You need to select 1 box and from that draw 1 object at random. What is the probability that the object drawn is black ?

Approach 1 : Sample space = { (the box number, the ball) } // Sample Space = {(X,W) (X,W) (X,B) (X,B) (X,B) .... similar for Y and Z }

Thus answer is (3+1+4)/(2+3+3+1+1+4) = 8/14

Approach 2: summation ( probability of chosing ith box* prob of chosing a black) = (1/3 * 3/5) + (1/3 * 1/4) + (1/3 * 4/5) = 11/20

Which approach is correct and why ?

Answer 1

The second approach is correct.

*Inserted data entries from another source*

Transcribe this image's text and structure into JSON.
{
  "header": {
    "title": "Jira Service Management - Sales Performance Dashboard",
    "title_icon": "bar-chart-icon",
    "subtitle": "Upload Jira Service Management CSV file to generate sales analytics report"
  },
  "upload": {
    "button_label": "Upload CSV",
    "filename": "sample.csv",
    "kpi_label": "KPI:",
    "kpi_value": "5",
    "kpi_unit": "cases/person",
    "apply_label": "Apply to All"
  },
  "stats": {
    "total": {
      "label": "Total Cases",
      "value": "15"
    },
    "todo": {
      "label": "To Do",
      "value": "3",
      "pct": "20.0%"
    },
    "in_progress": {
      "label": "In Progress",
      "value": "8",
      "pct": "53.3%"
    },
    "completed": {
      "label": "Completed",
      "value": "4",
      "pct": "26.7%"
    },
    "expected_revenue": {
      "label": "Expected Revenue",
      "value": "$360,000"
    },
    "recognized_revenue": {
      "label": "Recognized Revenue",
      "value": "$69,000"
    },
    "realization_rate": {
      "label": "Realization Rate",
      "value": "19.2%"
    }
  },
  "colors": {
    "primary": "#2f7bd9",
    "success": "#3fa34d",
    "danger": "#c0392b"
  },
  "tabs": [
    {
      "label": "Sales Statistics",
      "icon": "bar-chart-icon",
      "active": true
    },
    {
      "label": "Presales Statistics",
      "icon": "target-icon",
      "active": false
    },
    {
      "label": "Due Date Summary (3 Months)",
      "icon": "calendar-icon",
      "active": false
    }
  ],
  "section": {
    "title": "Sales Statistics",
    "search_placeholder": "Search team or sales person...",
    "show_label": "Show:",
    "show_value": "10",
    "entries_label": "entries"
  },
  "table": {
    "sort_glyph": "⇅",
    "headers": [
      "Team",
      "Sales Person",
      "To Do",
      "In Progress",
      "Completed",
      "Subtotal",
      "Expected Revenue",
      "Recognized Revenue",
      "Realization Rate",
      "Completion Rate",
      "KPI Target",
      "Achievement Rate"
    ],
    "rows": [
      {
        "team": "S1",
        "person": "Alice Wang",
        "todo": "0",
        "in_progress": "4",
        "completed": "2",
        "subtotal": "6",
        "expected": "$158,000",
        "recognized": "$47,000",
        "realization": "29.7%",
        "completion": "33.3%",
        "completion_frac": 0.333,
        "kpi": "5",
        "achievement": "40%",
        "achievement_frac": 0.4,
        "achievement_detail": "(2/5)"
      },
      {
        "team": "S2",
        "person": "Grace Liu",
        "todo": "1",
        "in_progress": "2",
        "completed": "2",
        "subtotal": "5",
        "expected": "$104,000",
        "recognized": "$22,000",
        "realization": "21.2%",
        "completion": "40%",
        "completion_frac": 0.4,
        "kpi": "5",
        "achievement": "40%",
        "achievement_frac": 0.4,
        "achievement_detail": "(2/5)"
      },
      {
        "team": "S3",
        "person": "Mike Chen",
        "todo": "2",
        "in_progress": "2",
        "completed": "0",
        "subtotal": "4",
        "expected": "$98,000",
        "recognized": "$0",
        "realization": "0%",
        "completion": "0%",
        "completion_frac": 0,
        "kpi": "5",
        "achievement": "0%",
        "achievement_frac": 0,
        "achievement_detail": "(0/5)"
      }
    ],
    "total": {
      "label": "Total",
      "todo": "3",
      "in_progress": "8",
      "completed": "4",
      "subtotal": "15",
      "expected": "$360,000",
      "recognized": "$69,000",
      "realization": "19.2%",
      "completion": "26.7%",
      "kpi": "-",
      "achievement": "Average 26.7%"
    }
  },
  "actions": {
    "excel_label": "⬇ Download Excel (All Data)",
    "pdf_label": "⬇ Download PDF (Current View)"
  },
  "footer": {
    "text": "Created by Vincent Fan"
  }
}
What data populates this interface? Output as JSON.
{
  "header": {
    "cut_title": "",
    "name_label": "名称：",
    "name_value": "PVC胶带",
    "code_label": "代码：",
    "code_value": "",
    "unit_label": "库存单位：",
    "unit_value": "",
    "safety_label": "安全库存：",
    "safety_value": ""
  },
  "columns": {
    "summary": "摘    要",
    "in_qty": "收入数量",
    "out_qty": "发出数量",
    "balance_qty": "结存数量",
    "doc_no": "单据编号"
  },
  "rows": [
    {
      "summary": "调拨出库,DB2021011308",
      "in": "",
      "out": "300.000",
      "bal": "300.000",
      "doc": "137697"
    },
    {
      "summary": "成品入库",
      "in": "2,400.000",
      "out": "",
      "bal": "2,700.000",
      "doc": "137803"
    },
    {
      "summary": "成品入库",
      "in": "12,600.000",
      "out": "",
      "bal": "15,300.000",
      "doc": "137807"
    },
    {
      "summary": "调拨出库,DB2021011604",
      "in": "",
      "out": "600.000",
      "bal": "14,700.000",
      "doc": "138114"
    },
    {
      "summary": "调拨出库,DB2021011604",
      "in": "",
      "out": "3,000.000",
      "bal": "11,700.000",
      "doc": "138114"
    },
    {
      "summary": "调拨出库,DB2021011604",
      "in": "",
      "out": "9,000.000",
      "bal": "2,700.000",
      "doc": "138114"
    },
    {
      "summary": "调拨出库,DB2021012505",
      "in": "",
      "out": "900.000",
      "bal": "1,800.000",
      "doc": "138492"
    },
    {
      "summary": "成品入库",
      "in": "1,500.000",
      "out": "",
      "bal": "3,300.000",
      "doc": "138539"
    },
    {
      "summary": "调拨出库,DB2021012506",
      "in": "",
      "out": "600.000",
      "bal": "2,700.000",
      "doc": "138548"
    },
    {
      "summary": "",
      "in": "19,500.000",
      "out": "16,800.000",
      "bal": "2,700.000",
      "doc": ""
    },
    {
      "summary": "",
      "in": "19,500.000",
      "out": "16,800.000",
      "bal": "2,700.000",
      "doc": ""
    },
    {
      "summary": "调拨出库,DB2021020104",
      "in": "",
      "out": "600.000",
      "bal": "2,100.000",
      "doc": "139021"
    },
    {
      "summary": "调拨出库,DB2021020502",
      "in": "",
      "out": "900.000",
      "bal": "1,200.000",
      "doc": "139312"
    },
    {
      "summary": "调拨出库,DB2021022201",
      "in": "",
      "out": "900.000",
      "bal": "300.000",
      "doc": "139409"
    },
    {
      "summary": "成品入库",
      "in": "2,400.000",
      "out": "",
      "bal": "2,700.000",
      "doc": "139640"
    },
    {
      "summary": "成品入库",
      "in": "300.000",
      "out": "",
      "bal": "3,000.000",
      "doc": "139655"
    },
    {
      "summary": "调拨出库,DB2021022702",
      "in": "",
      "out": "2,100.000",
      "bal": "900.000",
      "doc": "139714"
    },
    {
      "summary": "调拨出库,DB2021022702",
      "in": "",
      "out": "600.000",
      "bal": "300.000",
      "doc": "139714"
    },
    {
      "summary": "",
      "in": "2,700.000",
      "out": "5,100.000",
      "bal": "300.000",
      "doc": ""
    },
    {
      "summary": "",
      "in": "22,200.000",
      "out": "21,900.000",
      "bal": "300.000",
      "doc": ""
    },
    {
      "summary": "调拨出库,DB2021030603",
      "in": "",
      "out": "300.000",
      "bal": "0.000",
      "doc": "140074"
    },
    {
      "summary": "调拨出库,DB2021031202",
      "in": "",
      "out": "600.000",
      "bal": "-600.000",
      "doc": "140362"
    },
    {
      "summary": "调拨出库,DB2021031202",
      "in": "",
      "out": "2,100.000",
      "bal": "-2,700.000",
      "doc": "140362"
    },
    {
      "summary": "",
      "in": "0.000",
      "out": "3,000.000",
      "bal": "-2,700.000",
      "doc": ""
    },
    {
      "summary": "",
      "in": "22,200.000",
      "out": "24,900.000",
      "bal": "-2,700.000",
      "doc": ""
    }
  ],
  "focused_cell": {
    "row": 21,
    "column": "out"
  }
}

Just consider the extreme case you had the following setup:

Box X: (0W, 1B) <- no white balls, just 1 black ball

Box Y: (99W, 0B) <- loads of white balls, no black ball

Your first approach would give you a probability of 1% to get a black ball, but obviously, since you pick a box at random first and Box X does not contain white balls and Box Y does not contain black balls, the probability must be 50%. So it's

(1/2 * 1) + (1/2 * 0) = 1/2

Answer 2

Second Approach is correct.

There are basically 2 events , selecting the box and selecting the ball.

In first approach you are assuming that only 1 event is present(selecting the ball).